Daughter of Potipherah, prince priest of On; Joseph's wife; mother of Ephraim and Manasseh (Genesis 41:50; Genesis 46:20). Her name is probably Egyptian, and means "she who is consecrated to Neith," the goddess of wisdom, a tutelary deity of On or Revelation Athom, the city of the sun god, the Athene of Greece. If it be the Hebrew name assumed on her conversion (as (See BITHIAH means "daughter of Jehovah") and union with Joseph, it may be from asan , "a storehouse," in allusion to Joseph's national service, and Ephraim's name meaning "fruitfulness".

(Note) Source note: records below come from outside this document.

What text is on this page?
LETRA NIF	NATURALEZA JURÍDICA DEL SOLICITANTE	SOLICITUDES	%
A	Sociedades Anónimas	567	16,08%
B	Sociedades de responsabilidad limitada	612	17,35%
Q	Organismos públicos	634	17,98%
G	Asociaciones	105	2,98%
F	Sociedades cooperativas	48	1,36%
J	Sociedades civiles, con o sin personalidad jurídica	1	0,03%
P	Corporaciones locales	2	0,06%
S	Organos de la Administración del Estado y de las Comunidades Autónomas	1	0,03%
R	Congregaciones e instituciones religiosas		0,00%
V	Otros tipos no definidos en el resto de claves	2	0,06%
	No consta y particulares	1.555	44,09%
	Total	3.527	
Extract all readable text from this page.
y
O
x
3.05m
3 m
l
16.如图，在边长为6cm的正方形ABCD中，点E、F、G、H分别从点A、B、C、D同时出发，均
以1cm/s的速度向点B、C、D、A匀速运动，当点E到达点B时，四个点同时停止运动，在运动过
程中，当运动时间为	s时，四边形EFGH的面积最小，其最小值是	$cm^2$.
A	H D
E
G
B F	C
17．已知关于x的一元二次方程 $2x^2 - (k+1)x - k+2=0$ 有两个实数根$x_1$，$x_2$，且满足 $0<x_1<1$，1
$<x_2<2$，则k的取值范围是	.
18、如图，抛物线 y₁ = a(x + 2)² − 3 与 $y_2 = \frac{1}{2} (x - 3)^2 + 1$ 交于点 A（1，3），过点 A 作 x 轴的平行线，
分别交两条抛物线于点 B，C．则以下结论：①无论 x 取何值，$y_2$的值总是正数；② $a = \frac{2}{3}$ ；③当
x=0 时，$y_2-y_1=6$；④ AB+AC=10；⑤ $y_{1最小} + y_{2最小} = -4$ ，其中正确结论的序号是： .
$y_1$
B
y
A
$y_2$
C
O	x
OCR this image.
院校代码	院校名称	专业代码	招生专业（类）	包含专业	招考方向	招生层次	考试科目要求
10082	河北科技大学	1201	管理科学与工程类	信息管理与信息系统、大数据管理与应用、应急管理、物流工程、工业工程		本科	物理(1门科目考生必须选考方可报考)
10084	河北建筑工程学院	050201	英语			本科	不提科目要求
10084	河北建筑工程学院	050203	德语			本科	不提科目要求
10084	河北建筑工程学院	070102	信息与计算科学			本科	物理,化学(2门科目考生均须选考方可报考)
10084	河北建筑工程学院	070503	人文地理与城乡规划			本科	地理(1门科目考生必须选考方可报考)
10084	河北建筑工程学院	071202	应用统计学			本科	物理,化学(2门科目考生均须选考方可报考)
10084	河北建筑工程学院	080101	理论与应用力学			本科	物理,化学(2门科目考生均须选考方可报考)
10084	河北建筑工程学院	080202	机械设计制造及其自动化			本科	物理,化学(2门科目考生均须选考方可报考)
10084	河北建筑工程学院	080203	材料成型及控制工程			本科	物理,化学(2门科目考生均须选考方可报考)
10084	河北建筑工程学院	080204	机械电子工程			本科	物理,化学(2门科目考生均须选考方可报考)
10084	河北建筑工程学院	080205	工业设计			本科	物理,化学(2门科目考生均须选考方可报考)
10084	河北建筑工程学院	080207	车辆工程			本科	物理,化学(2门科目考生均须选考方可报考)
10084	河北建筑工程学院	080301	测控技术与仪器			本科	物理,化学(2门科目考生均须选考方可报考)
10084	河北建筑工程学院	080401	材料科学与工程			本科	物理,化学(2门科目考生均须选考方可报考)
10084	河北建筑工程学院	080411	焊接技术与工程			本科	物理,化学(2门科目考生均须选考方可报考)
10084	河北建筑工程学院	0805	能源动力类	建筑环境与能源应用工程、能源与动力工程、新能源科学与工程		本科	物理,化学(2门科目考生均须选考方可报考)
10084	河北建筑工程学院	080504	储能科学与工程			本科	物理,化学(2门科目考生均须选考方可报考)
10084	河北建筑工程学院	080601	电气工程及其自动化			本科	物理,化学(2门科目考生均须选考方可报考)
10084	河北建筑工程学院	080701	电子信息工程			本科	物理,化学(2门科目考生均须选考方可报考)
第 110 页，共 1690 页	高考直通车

Canon Cook makes it a compound of "Isis" and "Neith," two goddesses akin. The marriage into this idolatrous family seems to have borne evil fruit afterward in the idolatry of Joseph's descendants, Ephraim, and the calf worship. Foreigners had been raised to high rank by Pharaohs of the early empire; Joseph, as Abraham's descendant, would be regarded as of noble birth, and be admitted, especially at the command of an absolute king, into alliance with the haughty priest caste. His circumcision, if, as in after ages, it was then practiced in Egypt by the priests, would be a recommendation. However, as it is not represented in the monuments until the 19th dynasty, long after Joseph, he probably first introduced it.